If ever there was a perfect marriage of musician and moniker, Kevin Mahogany is it. Like the exotic wood that fills upscale furniture showrooms, Mahogany’s voice is dark, lustrous and of rare beauty. Often compared to the great Joe Williams, he does, indeed, invoke the same majestic authority and a similarly rich resonance. Artistically, though, Mahogany more closely resembles Cassandra Wilson. Like Wilson, he willingly-indeed, eagerly-embraces multiple genres and appreciates that there is gold to be mined from pop hits of the ’60s and ’70s. For his Telarc debut, Pride and Joy, Mahogany pays homage to several of contemporary pop’s most underappreciated poets by reinterpreting a dozen Motown classics.

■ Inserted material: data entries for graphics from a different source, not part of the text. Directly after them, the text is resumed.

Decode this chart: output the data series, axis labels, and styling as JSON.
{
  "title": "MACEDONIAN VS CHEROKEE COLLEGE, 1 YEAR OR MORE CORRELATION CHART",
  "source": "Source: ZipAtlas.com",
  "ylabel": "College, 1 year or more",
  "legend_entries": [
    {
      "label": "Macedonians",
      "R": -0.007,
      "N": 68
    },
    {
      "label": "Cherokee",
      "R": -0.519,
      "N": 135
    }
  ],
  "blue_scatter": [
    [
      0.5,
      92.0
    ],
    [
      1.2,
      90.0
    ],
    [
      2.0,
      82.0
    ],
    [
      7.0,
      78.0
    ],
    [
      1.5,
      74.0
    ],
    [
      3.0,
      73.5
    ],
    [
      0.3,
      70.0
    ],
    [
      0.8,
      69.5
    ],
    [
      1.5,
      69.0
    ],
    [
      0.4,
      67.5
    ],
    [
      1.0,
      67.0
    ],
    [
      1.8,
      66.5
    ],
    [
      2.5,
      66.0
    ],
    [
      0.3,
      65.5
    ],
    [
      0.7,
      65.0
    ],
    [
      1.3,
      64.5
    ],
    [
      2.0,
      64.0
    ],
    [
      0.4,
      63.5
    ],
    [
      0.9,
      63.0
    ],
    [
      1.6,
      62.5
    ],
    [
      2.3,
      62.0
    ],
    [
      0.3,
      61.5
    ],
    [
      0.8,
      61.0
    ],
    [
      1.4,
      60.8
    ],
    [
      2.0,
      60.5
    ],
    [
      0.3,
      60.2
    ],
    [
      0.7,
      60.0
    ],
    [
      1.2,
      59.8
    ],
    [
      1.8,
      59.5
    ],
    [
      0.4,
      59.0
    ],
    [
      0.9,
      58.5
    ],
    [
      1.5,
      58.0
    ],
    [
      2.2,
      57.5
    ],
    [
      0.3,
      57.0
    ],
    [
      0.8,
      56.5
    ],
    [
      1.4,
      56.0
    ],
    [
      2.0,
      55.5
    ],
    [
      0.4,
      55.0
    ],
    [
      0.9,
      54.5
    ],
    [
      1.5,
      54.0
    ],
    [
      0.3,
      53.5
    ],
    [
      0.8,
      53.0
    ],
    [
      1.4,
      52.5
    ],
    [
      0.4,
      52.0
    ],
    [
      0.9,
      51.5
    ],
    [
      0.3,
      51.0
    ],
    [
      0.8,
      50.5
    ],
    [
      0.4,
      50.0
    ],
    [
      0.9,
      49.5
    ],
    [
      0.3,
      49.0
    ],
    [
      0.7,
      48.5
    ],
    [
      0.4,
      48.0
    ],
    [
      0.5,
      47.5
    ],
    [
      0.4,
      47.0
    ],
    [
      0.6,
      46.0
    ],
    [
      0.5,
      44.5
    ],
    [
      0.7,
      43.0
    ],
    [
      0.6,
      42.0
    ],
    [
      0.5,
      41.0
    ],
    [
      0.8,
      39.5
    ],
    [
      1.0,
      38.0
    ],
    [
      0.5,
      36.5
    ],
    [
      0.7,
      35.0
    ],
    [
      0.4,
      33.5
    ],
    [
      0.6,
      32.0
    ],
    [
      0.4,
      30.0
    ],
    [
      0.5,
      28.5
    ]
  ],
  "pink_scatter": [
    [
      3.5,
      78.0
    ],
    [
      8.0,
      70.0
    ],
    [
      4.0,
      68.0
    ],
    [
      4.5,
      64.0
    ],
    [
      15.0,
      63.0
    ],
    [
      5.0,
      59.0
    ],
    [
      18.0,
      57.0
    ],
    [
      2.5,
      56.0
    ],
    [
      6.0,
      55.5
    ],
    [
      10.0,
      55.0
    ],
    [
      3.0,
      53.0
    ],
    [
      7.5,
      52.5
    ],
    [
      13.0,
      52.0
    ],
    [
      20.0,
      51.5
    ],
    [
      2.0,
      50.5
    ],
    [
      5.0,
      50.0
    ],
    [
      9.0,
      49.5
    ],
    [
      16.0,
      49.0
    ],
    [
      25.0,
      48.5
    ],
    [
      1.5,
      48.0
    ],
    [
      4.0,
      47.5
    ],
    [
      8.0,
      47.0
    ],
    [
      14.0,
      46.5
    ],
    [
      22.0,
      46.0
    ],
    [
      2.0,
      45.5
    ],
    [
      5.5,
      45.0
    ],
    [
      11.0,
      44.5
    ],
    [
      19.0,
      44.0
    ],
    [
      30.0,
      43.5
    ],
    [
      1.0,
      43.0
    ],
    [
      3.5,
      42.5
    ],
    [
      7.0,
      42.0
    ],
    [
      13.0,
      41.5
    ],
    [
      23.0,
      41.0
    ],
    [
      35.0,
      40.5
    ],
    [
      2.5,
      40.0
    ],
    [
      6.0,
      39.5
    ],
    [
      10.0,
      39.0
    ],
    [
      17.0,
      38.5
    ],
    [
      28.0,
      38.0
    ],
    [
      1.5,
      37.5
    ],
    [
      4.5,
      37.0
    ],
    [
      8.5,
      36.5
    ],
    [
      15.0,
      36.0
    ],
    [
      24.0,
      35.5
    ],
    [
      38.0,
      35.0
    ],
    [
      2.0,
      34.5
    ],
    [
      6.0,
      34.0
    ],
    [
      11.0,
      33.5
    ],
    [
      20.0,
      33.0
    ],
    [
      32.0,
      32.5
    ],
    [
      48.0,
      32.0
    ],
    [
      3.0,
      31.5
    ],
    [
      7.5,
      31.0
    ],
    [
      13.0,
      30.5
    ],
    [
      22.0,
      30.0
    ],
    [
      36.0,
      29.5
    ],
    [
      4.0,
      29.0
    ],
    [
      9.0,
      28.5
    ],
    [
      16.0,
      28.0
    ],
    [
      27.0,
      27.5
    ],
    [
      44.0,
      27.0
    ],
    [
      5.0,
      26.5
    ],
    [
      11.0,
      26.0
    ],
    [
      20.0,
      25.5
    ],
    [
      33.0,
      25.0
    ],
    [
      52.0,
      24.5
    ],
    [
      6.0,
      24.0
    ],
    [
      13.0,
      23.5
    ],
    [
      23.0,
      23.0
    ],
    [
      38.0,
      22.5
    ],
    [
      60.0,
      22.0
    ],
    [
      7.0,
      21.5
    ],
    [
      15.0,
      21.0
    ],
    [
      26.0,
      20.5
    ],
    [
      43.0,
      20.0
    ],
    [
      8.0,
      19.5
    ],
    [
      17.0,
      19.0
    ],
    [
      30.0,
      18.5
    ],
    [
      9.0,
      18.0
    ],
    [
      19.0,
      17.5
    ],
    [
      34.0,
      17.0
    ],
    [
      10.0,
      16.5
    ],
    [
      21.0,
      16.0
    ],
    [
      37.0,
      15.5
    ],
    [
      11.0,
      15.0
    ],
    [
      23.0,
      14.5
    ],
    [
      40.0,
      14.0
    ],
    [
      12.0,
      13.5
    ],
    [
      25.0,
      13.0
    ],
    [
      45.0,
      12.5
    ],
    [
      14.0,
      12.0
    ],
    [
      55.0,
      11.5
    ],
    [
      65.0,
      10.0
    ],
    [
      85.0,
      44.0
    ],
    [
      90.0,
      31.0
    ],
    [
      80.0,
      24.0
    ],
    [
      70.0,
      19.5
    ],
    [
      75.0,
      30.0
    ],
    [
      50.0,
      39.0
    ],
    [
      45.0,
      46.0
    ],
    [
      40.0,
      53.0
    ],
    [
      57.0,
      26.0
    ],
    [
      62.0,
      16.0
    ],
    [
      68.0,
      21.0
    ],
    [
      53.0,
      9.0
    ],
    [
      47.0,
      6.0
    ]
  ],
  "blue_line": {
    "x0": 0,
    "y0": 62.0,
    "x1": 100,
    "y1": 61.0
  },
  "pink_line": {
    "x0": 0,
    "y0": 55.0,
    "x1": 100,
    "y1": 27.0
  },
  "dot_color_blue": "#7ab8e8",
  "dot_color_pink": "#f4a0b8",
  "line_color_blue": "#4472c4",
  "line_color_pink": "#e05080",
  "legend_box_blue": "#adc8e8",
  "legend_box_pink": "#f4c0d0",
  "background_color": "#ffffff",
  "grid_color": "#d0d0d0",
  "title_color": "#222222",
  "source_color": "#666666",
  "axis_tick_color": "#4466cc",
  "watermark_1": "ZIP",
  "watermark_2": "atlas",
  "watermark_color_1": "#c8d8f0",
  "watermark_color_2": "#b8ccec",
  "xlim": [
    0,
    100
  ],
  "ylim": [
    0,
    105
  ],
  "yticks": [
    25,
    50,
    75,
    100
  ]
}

As any baby-boomer worth his or her salt knows, Smokey Robinson, Marvin Gaye, Holland-Dozier-Holland and Stevie Wonder crafted some of the most beautiful love songs of the past quarter-century. Trouble was, their craftsmanship was often obscured by the need for an oh-so-danceable beat. Now, at long last, some of those remarkable lyrics are being given the front-and-center prominence they deserve. Consider, for example, Mahogany’s exquisite treatments of Wonder and Robinson’s “Tears of a Clown” and Holland, Dozier and Holland’s “My World Is Empty Without You.” Unfolded at an achingly slow pace, both are exposed for the heartbreakingly beautiful anthems they are. Similarly, Michael Jackson’s plaintive “She’s Out of My Life” is transformed from an overemotive paean to bad break-ups to a stark and painful self-condemnation of love derailed.
Other highlights include a gorgeously bittersweet “Neither One of Us,” a peppery rendition of “Signed, Sealed, Delivered I’m Yours” with a killer a cappella intro and an intriguing cover of the decidedly more obscure Marvelettes’ hit “The Hunter Gets Captured By the Game.”
Suffice it to say that Pride and Joy is uniformly stunning.